1933年にオーストリア映画で、「未完成交響楽」というのがあった。あらすじは、貧しい作曲家シューベルトが貴族の娘と恋に落ちるというもの。

結局恋は実らず、彼はかつての恋人の結婚式でピアノ曲を弾く。そして楽譜に、

"我が恋が成らざるようにこの曲も未完成なり"

と、シューベルトは書き記す。以降この映画により、彼の交響曲第8番(現在は第7番)「未完成」が有名になったという。

むろん映画自体はフィクションだが、一つの曲にイメージをつけたのは確かだ。さて「未完成」である。シューベルト自身がつけたわけでないこの副題、どこまで真実を捉えているのだろう。

実際第二楽章までしか完成されておらず、第三楽章らしいメモが散見していたことから未完といっていいのは確かだ。

実際、たしかウィーンにおいてこの曲を完成させた者に賞金をという話もあったそうだ。どうにか完成を試みたものの、殆どが失敗に終わっているとのこと。

しかし考えてみると当然といえる。この曲の旋律の美しさはシューベルトならではであり、彼以外には生み出し得ないものといえる。

果たしてシューベルトが長生きしたなら、この交響曲の続きを作曲したか気にはなる。仮に筆を執っていたら、更に極上の作品になっていたかもしれない。

それだけに31歳という、夭逝としか言いようのない最期が惜しまれる。モーツァルトでさえ、35歳までは生きたというのに。

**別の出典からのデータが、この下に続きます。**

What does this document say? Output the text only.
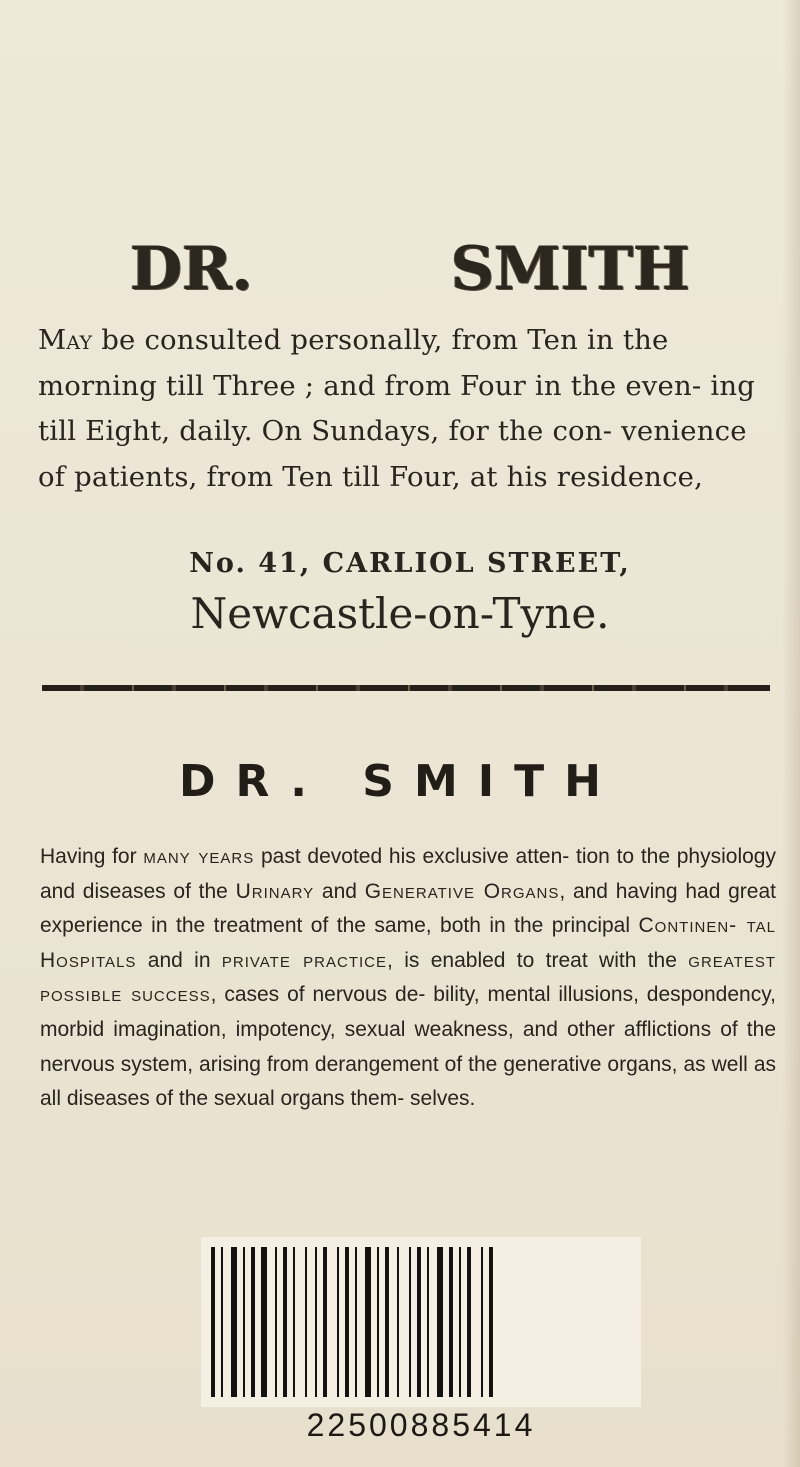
DR.	SMITH
May be consulted personally, from Ten in the morning till Three ; and from Four in the even- ing till Eight, daily. On Sundays, for the con- venience of patients, from Ten till Four, at his residence,
No. 41, CARLIOL STREET,
Newcastle-on-Tyne.
DR. SMITH
Having for many years past devoted his exclusive atten- tion to the physiology and diseases of the Urinary and Generative Organs, and having had great experience in the treatment of the same, both in the principal Continen- tal Hospitals and in private practice, is enabled to treat with the greatest possible success, cases of nervous de- bility, mental illusions, despondency, morbid imagination, impotency, sexual weakness, and other afflictions of the nervous system, arising from derangement of the generative organs, as well as all diseases of the sexual organs them- selves.
22500885414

作曲家の死で頓挫したという意味では、間違いなく「未完成」交響曲は未完であるとしか言わざるを得ない。

だが、同時に全二楽章で演奏時間約25分ほどのこの作品が完成度の高い交響曲と捉えても差し支えない。

私たちは、シューベルト本人でもこれ以上は表現のしようがなかったと我が身を慰めることでこの曲の美しさにただただ没入していくしかない。

そう、無限の可能性を感じさせるのが「未完成」の醍醐味なのだろう。